A light that never goes out? Washington v. Trump

After having examined a ruling from the Pakistan Supreme Court a few weeks ago, this week I chanced to read the ruling from the State of Washington v. Trump case.

In this, the 9th US Circuit Court of Appeals denied the attempt to reinstate President Trump’s immigration ban. You can read the full ruling here.

I’m not going to editorialise on this topic much, being neither a lawyer nor an American. Indeed this blog is more a request for explication than an attempt at explanation.


Authority and evidence

The first thing that caught my attention was how definitively the Court dealt with President Trump’s claim that he had “unreviewable authority” in this matter. The Court describes how:

“the Government has taken the position that the President’s decisions about immigration policy, particularly when motivated by national security concerns, are unreviewable, even if those actions potentially contravene constitutional rights and protections”

In response, the Court unambigiously replied that:

There is no precedent to support this claimed unreviewability, which runs contrary to the fundamental structure of our constitutional democracy

If the situation is this clear cut, one wonders why the Trump administration ever thought this claim would succeed.

Did they know this argument would be rejected but made it anyway? If so, why?

What is also puzzling is that the Trump administration did not submit intelligence reports to the Court to evidence their claim that the targeted immigrants presented a threat. They only inferred they had this evidence. The Government stated that:

“[u]nlike the President, courts do not have access to classified information about the threat posed by terrorist organizations operating in particular nations, the efforts of those organizations to infiltrate the United States, or gaps in the vetting process.”

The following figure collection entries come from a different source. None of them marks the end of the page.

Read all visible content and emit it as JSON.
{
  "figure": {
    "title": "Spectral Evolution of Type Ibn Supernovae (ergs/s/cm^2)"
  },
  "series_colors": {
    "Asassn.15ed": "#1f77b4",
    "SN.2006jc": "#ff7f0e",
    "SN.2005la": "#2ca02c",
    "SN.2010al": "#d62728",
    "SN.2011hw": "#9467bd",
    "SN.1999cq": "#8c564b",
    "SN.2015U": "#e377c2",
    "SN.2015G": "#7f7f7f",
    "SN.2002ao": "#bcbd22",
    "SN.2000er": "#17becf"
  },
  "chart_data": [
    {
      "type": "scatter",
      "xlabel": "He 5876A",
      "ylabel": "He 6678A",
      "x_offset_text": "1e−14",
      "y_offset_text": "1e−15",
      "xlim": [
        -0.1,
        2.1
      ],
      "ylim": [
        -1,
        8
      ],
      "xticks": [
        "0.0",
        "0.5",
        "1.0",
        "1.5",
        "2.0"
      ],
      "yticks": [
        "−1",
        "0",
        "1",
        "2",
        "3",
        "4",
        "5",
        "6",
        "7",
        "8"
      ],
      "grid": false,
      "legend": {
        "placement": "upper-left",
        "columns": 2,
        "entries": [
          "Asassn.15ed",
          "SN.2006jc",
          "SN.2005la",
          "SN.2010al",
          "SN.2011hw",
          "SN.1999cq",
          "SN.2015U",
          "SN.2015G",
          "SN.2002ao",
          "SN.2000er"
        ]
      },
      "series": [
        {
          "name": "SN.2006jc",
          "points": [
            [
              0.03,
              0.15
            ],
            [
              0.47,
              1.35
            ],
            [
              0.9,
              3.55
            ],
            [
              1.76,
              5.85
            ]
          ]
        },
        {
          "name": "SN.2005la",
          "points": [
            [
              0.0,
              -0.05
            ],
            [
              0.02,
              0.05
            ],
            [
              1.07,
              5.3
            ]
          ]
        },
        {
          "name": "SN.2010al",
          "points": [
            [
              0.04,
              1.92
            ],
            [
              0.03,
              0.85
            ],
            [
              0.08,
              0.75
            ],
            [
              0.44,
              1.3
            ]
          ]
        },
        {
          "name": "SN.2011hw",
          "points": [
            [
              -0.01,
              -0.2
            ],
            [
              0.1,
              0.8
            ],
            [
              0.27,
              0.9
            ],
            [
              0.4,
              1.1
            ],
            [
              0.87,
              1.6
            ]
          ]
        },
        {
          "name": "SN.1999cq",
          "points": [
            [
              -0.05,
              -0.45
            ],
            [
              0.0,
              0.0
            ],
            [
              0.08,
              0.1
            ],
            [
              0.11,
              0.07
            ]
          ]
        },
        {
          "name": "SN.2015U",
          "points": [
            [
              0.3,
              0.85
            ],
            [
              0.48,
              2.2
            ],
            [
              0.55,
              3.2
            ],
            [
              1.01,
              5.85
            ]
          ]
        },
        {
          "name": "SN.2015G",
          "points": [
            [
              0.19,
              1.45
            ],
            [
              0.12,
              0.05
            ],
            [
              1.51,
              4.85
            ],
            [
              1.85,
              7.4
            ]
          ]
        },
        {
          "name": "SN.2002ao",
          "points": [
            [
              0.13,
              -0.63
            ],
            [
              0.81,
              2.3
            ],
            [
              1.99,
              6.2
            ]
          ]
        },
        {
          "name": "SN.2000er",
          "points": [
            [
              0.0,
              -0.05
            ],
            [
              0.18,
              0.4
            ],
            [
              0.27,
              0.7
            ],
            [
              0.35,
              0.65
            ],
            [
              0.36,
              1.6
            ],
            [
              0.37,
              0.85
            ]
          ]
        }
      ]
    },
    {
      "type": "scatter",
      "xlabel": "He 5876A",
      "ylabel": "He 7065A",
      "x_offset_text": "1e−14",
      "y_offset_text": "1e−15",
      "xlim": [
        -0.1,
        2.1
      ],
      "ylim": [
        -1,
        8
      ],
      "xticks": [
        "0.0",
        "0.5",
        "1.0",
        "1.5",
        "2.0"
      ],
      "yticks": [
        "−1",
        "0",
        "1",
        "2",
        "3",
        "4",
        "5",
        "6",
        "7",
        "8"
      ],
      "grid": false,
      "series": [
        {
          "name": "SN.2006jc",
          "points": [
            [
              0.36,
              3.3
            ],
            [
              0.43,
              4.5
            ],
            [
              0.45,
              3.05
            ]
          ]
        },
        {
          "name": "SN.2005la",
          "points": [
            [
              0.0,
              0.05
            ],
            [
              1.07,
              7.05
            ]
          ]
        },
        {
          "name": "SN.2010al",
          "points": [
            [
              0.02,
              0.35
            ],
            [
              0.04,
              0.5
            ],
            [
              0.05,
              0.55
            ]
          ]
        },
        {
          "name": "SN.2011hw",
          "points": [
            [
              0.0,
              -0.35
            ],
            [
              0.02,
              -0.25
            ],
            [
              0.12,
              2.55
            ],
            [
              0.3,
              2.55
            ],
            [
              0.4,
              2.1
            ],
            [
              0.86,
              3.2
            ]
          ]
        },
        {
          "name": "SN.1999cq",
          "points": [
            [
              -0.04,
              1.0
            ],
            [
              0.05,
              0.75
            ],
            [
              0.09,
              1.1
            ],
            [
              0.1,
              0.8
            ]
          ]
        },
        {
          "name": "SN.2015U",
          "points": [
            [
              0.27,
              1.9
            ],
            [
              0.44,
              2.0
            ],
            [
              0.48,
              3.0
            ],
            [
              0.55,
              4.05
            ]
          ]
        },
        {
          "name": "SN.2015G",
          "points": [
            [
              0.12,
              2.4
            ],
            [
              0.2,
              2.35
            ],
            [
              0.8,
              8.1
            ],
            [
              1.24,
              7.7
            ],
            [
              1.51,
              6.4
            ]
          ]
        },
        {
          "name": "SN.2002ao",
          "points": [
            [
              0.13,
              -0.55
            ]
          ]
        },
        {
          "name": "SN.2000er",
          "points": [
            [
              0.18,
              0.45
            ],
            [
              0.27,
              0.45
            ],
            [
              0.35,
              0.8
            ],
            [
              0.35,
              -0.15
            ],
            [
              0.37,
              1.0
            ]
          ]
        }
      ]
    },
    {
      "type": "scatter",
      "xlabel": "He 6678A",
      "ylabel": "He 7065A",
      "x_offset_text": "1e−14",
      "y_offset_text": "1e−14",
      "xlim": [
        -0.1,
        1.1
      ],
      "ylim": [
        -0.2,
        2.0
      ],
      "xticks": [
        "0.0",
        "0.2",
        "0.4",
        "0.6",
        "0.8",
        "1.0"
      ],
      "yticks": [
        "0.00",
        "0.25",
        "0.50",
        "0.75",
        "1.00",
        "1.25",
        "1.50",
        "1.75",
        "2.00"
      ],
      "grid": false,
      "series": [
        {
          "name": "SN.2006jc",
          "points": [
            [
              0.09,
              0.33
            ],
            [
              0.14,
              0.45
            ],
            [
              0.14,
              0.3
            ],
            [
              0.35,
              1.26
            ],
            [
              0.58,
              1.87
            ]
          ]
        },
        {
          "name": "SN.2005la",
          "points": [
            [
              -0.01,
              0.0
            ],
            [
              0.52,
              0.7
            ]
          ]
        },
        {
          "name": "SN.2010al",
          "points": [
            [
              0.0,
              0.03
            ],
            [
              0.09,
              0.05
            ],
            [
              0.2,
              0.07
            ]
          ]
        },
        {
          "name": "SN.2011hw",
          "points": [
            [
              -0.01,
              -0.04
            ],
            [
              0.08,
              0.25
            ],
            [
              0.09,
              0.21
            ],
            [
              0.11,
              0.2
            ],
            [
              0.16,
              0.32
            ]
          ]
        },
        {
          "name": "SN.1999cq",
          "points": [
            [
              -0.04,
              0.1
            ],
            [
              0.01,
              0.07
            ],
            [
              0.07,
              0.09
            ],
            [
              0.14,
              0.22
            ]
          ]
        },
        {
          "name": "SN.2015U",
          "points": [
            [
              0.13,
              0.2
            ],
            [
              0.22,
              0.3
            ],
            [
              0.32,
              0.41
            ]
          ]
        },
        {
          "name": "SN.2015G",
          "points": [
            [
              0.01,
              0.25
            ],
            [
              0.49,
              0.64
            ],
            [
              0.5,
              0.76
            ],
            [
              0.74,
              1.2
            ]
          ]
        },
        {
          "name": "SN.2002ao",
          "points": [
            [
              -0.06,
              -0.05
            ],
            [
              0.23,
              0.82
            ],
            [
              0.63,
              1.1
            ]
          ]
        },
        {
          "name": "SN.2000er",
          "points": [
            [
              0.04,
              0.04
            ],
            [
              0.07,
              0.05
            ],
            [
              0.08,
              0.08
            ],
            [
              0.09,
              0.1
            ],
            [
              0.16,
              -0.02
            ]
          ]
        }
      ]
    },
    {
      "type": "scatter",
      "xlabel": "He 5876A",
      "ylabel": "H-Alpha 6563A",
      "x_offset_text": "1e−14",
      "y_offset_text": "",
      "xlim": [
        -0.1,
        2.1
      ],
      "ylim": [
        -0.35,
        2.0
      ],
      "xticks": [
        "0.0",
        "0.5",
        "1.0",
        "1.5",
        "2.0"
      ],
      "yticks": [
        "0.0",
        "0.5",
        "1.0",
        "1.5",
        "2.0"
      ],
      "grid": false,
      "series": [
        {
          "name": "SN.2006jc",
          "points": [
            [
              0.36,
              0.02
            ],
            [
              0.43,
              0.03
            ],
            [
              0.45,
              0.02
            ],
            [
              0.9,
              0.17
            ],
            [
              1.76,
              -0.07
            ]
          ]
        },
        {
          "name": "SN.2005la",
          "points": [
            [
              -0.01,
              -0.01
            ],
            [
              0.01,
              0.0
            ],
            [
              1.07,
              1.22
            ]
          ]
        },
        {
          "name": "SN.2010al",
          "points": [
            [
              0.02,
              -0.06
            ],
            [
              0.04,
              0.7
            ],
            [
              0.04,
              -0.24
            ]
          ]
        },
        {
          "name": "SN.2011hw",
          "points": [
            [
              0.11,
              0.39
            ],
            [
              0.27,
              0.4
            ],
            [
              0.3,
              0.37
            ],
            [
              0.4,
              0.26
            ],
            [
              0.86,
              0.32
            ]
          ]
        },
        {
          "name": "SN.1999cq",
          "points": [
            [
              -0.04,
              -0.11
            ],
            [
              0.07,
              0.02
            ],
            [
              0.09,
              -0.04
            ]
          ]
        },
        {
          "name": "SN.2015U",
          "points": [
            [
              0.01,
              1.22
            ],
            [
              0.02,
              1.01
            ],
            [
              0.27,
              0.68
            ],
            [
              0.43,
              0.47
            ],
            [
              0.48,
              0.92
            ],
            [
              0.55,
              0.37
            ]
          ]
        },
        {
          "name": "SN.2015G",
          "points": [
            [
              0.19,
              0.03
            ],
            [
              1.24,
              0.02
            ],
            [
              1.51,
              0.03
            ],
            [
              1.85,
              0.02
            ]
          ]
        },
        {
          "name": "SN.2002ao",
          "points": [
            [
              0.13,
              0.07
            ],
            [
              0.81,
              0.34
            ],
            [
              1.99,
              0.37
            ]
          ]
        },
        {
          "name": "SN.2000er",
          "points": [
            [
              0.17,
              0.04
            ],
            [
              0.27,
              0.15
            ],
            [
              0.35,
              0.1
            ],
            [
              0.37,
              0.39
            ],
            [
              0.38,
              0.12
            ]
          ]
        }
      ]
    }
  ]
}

This argument didn’t persuade the Court because the Court was eligible to see such classified information. As the Court noted:

“the Government may provide a court with classified information. Courts regularly receive classified information under seal and maintain its confidentiality.”

It seems odd that the Government first makes a claim of “unreviewable authority”, which seems to have been destined to fail, and then fails to give evidence that would have strengthened its case immeasurably. What is going on here?

I will leave it to someone more informed in the law and US politics to speculate. In particular, I’d really like to hear the podcaster Dan Carlin reprise his conversation with the Harvard Law Professor Lawrence Lessig and address this topic.


The U.S. Constitution: a light that never goes out?

common-senseSpeaking of Dan Carlin, at parts of the ruling I thought I’d slipped into an episode of one of his Common Sense podcasts.

In these, Carlin frequently stresses the dangers of temporarily putting the U.S. Constitution to one side.

Let me give you a few passages from the ruling to illustrate:

The Court notes Boumediene v. Bush (2008) ruled that the political branches lack:

the power to switch the Constitution on or off at will

It recalled that Ex parte Milligan (1866) stated:

The Constitution of the United States is a law for rulers and people, equally in war and in peace… under all circumstances.”

And it invoked United States v. Robel (1967) which determined that:

‘National defense’ cannot be deemed an end in itself, justifying any exercise of legislative power designed to promote such a goal. . . . It would indeed be ironic if, in the name of national defense, we would sanction the subversion of one of those liberties . . . which makes the defense of the Nation worthwhile.

Another interesting part of the ruling pertaining to the Constitution related to the rights it gives to non-citizens.

For example, the Court described how the Fifth Amendment (which prohibits the Government from depriving individuals of their “life, liberty, or property, without due process of law.”), and specifically its Due Process Clause, is:

“not limited to citizens. Rather, they “appl[y] to all ‘persons’ within the United States, including aliens,” regardless of “whether their presence here is lawful, unlawful, temporary, or permanent…. These rights also apply to certain aliens attempting to reenter the United States after travelling abroad.” 


Land of the Free, Home of the Brave

The U.S. Constitution is a remarkable document, but nothing is an inviolable bulwark against humanity’s darker passions.

Back in 1789, in his Undelivered First Inaugural Address, George Washington warned that:


George Washington

“Should, hereafter, those who are entrusted with the management of this government, incited by the lust of power and prompted by the supineness or venality of their Constituents, overleap the known barriers of this Constitution and violate the unalienable rights of humanity: it will only serve to shew, that no compact among men… can be pronounced everlasting and inviolable… that no Wall of words, that no mound of parchment can be so formed as to stand against the sweeping torrent of boundless ambition on the one side, aided by the sapping current of corrupted morals on the other.”

In contrast, it was fear that Roosevelt would memorably warn of:

The antidote to fear is courage, which Paul Krugman duly prescribed to Americans in his recent article “when the fire comes“:

“Institutions are only as good as the people who serve them. Authoritarianism, American-style, can be averted only if people have the courage to stand against it….In the end, I fear, it’s going to rest on the people — on whether enough Americans are willing to take a public stand. We can’t handle another post-9/11-style suspension of doubt about the man in charge; if that happens, America as we know it will soon be gone.”

A Land of the Free must by necessity be a Home of the Brave.